The second limb of the amendment would require the Secretary of State, as in the recent Ekweremadu case, to consider the interests of justice, including the gravity of the offence and its impact on the victim and others, before removing a foreign offender from prison to be deported. This amendment would force the Minister to consider each case, to think about whether deporting, say, a child rapist without punishment is just. This change would make it relatively more likely that foreign offenders would be deported only after being punished, not before.  Victims of crime would have grounds to challenge the release without punishment of the person who wronged them.  
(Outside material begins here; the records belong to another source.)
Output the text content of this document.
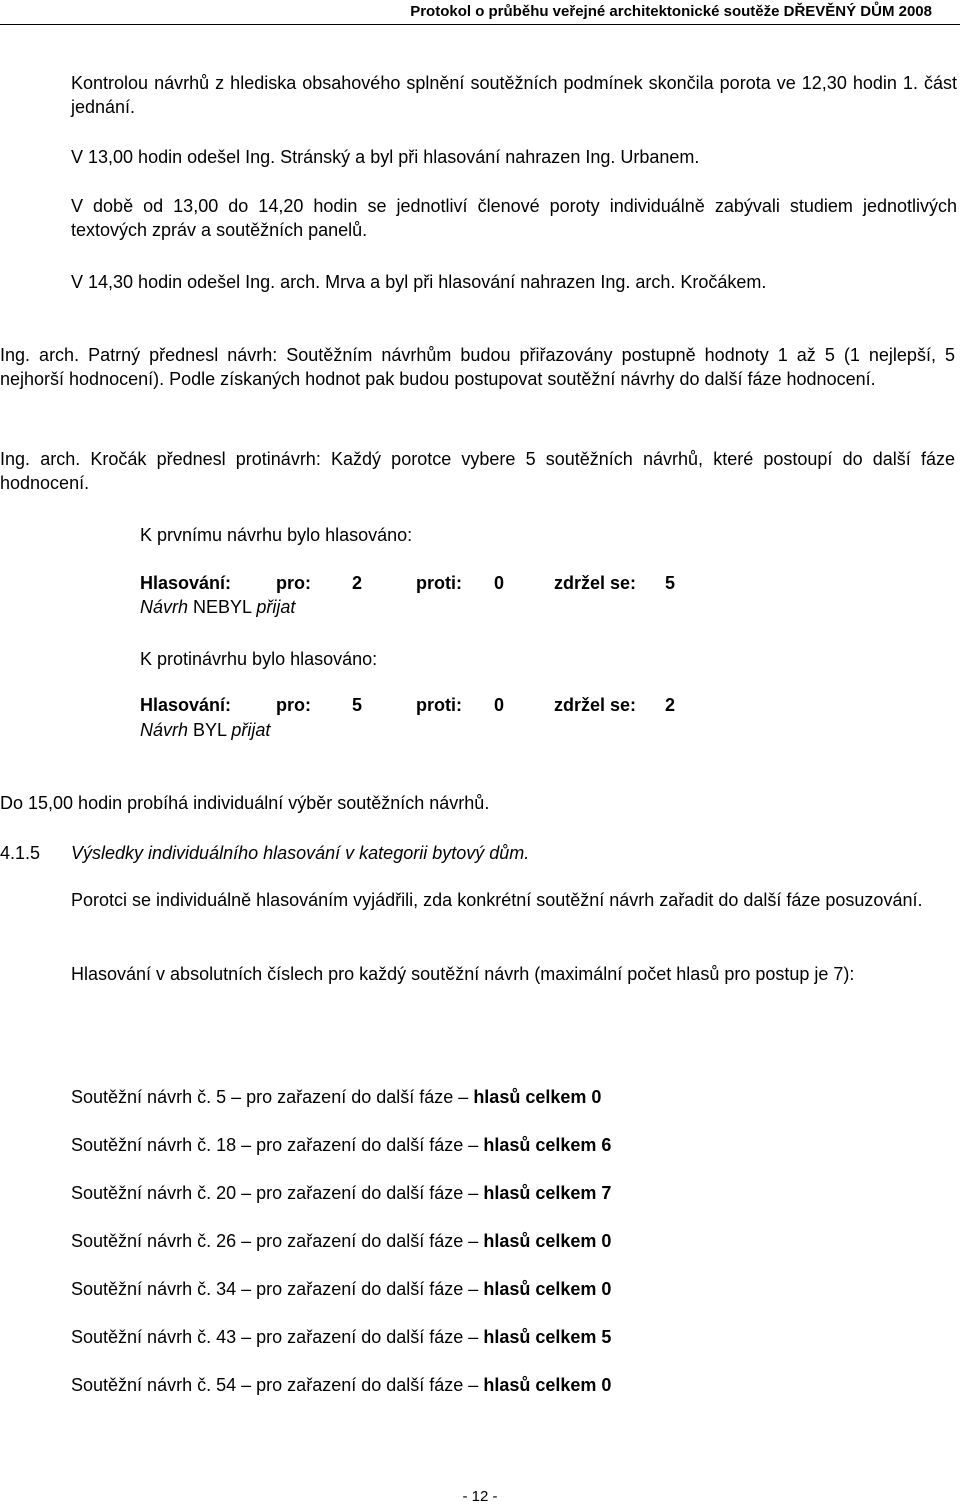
Protokol o průběhu veřejné architektonické soutěže DŘEVĚNÝ DŮM 2008
Kontrolou návrhů z hlediska obsahového splnění soutěžních podmínek skončila porota ve 12,30 hodin 1. část jednání.
V 13,00 hodin odešel Ing. Stránský a byl při hlasování nahrazen Ing. Urbanem.
V době od 13,00 do 14,20 hodin se jednotliví členové poroty individuálně zabývali studiem jednotlivých textových zpráv a soutěžních panelů.
V 14,30 hodin odešel Ing. arch. Mrva a byl při hlasování nahrazen Ing. arch. Kročákem.
Ing. arch. Patrný přednesl návrh: Soutěžním návrhům budou přiřazovány postupně hodnoty 1 až 5 (1 nejlepší, 5 nejhorší hodnocení). Podle získaných hodnot pak budou postupovat soutěžní návrhy do další fáze hodnocení.
Ing. arch. Kročák přednesl protinávrh: Každý porotce vybere 5 soutěžních návrhů, které postoupí do další fáze hodnocení.
K prvnímu návrhu bylo hlasováno:
Hlasování: pro: 2	proti: 0	zdržel se: 5
Návrh NEBYL přijat
K protinávrhu bylo hlasováno:
Hlasování: pro: 5	proti: 0	zdržel se: 2
Návrh BYL přijat
Do 15,00 hodin probíhá individuální výběr soutěžních návrhů.
4.1.5 Výsledky individuálního hlasování v kategorii bytový dům.
Porotci se individuálně hlasováním vyjádřili, zda konkrétní soutěžní návrh zařadit do další fáze posuzování.
Hlasování v absolutních číslech pro každý soutěžní návrh (maximální počet hlasů pro postup je 7):
Soutěžní návrh č. 5 – pro zařazení do další fáze – hlasů celkem 0
Soutěžní návrh č. 18 – pro zařazení do další fáze – hlasů celkem 6
Soutěžní návrh č. 20 – pro zařazení do další fáze – hlasů celkem 7
Soutěžní návrh č. 26 – pro zařazení do další fáze – hlasů celkem 0
Soutěžní návrh č. 34 – pro zařazení do další fáze – hlasů celkem 0
Soutěžní návrh č. 43 – pro zařazení do další fáze – hlasů celkem 5
Soutěžní návrh č. 54 – pro zařazení do další fáze – hlasů celkem 0
- 12 -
 The government’s new policy neither strengthens border security nor cracks down on foreign offenders

 The final limb of the amendment would specify that an offender is not to be released without punishment if he has already been dealt with in this way. That is, an offender who returned to the UK after being flown home would have to serve (the rest of) his sentence like everyone else. This would help to address the revolving door problem. Without this amendment, someone like Dorian Puka — an Albanian twice jailed for a string of burglaries and then deported before each time returning illegally to Britain — would never ever be punished for his repeated wrongdoing.  If the worst that can happen is a paid flight home, the incentive for foreign criminals to operate in the UK is obvious.  This amendment would at least help to reduce the incentive.

 The government’s new policy neither strengthens border security nor cracks down on foreign offenders. If the legislation is enacted as it is, we will soon see a host of serious criminals, who deserve to serve lengthy periods of imprisonment, walk free without punishment. And foreign criminals will have even more reason to see the UK as a soft touch.